Step 13: Analyze Data and Draw Conclusions
Now, each group should have real data from the Connected User's brain that will either confirm or refute the group's hypothesis. According to the scientific method, we should communicate these results by recording what happened, and why it might have happened. If the data does not align with the hypothesis, the group should ask new questions, form a new hypothesis, and experiment again. If the data fully supports the hypothesis, ask the teacher to verify the results.
In any case, it is important for the Recorder to write or type what has been observed. This means recording only information that can be observed. Refer to the examples below:
Observable Data: I saw Sally close her eyes and then I saw the OpenBCI GUI Focus widget read "focused!"

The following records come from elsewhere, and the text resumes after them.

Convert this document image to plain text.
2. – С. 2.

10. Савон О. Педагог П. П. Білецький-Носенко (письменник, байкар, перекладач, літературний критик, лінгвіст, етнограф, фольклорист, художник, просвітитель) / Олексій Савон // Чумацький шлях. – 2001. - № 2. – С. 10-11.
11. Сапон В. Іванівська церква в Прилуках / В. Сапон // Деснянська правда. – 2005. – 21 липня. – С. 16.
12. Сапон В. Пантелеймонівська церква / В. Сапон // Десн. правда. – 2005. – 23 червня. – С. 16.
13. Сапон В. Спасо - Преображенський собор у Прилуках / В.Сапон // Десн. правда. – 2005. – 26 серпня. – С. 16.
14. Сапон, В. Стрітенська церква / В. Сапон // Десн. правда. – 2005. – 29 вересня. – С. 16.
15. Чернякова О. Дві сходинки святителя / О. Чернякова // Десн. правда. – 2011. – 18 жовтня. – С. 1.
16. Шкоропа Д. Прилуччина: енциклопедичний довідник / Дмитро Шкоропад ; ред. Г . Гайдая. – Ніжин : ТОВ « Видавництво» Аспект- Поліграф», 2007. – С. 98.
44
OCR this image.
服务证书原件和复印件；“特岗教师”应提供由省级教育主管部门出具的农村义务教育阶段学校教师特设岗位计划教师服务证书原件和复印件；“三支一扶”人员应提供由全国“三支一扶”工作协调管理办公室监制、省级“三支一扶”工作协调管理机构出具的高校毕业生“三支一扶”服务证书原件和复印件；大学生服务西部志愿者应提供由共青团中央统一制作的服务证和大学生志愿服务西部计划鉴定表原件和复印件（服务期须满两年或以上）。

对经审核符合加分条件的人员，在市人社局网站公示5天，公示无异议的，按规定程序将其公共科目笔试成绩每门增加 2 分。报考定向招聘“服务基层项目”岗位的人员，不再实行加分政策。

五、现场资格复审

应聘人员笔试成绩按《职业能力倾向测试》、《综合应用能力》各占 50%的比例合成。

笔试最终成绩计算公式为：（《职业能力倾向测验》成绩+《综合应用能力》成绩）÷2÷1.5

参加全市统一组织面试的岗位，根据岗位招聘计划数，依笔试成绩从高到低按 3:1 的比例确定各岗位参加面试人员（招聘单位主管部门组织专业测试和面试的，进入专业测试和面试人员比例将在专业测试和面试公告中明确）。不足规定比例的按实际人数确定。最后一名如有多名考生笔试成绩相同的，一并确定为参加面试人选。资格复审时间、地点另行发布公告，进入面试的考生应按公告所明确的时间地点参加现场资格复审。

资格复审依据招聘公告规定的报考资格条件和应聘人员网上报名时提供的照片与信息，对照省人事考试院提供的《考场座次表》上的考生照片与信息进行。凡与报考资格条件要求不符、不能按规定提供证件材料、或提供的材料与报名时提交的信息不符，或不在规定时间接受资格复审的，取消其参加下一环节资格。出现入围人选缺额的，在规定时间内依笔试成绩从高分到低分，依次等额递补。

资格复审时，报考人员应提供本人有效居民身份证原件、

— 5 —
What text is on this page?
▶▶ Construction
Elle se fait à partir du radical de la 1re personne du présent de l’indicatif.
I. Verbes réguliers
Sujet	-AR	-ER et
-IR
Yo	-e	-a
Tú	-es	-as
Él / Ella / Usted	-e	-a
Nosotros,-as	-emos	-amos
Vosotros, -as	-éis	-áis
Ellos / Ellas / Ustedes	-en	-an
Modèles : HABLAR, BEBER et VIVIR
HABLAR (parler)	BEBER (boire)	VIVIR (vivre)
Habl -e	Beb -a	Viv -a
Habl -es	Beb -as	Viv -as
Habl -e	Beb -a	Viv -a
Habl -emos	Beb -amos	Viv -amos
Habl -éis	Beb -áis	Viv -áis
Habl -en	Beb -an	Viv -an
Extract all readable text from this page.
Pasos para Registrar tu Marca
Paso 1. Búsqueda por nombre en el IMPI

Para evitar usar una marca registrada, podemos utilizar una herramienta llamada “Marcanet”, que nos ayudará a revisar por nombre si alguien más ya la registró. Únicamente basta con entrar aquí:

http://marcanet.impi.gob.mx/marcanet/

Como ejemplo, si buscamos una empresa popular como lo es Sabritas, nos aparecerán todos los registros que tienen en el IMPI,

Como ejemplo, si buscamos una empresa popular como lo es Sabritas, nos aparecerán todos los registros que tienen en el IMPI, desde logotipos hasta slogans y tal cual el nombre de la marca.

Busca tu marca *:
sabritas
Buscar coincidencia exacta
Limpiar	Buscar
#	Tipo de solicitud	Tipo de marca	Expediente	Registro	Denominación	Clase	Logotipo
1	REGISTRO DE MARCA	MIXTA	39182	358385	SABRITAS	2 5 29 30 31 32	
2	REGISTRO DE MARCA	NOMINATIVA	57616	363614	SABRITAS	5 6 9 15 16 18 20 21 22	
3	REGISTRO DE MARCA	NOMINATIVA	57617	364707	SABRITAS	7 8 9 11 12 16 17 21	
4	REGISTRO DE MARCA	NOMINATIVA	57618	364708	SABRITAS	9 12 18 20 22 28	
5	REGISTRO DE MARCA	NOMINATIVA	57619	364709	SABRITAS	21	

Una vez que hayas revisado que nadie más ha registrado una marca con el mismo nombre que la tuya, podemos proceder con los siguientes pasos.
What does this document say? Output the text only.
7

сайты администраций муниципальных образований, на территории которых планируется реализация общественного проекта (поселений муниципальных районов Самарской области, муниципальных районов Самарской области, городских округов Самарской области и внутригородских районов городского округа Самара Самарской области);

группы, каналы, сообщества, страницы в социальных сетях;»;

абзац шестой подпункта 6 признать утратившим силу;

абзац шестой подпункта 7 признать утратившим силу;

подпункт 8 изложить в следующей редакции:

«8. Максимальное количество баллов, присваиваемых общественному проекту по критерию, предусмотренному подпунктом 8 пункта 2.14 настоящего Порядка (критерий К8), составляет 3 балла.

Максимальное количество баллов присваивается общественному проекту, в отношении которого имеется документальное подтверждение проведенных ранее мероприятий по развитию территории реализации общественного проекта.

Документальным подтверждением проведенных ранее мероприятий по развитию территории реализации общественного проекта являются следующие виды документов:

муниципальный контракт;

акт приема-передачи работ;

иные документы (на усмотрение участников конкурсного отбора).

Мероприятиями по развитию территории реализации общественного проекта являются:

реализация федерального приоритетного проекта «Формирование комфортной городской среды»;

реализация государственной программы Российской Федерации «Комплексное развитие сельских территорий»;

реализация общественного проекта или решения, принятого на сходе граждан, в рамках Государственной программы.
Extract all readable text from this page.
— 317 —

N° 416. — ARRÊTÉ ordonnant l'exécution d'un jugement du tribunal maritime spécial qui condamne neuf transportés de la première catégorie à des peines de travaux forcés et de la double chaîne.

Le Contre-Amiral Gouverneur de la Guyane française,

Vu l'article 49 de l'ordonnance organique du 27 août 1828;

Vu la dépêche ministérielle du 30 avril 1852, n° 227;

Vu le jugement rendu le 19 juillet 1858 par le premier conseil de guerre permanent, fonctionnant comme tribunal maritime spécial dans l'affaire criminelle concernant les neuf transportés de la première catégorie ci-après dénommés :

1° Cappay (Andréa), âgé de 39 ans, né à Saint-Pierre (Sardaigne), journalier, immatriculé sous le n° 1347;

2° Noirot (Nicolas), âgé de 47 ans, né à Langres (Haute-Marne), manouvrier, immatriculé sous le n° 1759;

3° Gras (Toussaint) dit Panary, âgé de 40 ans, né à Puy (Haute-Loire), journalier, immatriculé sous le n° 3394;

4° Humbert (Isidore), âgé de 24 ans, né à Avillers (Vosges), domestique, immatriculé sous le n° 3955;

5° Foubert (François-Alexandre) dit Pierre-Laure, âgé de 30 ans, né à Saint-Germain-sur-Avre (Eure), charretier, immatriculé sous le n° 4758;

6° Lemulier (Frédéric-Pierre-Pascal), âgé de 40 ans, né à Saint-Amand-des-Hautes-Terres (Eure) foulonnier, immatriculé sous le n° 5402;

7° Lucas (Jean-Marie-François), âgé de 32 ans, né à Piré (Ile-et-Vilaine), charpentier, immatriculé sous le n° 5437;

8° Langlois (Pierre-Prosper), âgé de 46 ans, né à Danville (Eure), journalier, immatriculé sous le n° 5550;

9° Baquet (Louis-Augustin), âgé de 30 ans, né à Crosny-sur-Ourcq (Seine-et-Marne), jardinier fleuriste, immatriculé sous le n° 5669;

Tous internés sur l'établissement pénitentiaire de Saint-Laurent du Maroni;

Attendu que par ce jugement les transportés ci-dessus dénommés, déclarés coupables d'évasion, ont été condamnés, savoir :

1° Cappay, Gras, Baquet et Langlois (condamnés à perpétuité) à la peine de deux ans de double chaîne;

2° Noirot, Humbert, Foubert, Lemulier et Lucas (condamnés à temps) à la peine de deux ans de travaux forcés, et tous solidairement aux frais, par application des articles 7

Non-Observable Data: John said he felt like he was meditating, and I believed him.
Teachers: Once the students have successfully tested and confirmed a hypothesis, direct them to attempt to answer their personal question from Step 1 and then move on to extension activities to expand the project as a group.
Step 14: Next Steps - Examples and Extension Activities
- How does our brain help us outside of the classroom?
- Does this mean the computer can read my thoughts?
- What part of the brain does the Focus Widget take into account?
How can this be used to make something?
- Control An Air Shark With Your Mind
- Mind-controlled drone
- Here's a more involved example using EEG and Machine Learning: Milo, the Brain-Controlled Wheelchair by McGill NeuroTech. As you can see, we can also use EEG data and motor control to help improve the lives of others.
For now, let's just stick with Focus data. You can add more to your new Arduino project to react to Focus data from the OpenBCI GUI:
- Try controlling even more LEDs using the Arduino
- Try controlling a motor or group of motors
- Make a second copy of your project and make it a two player game!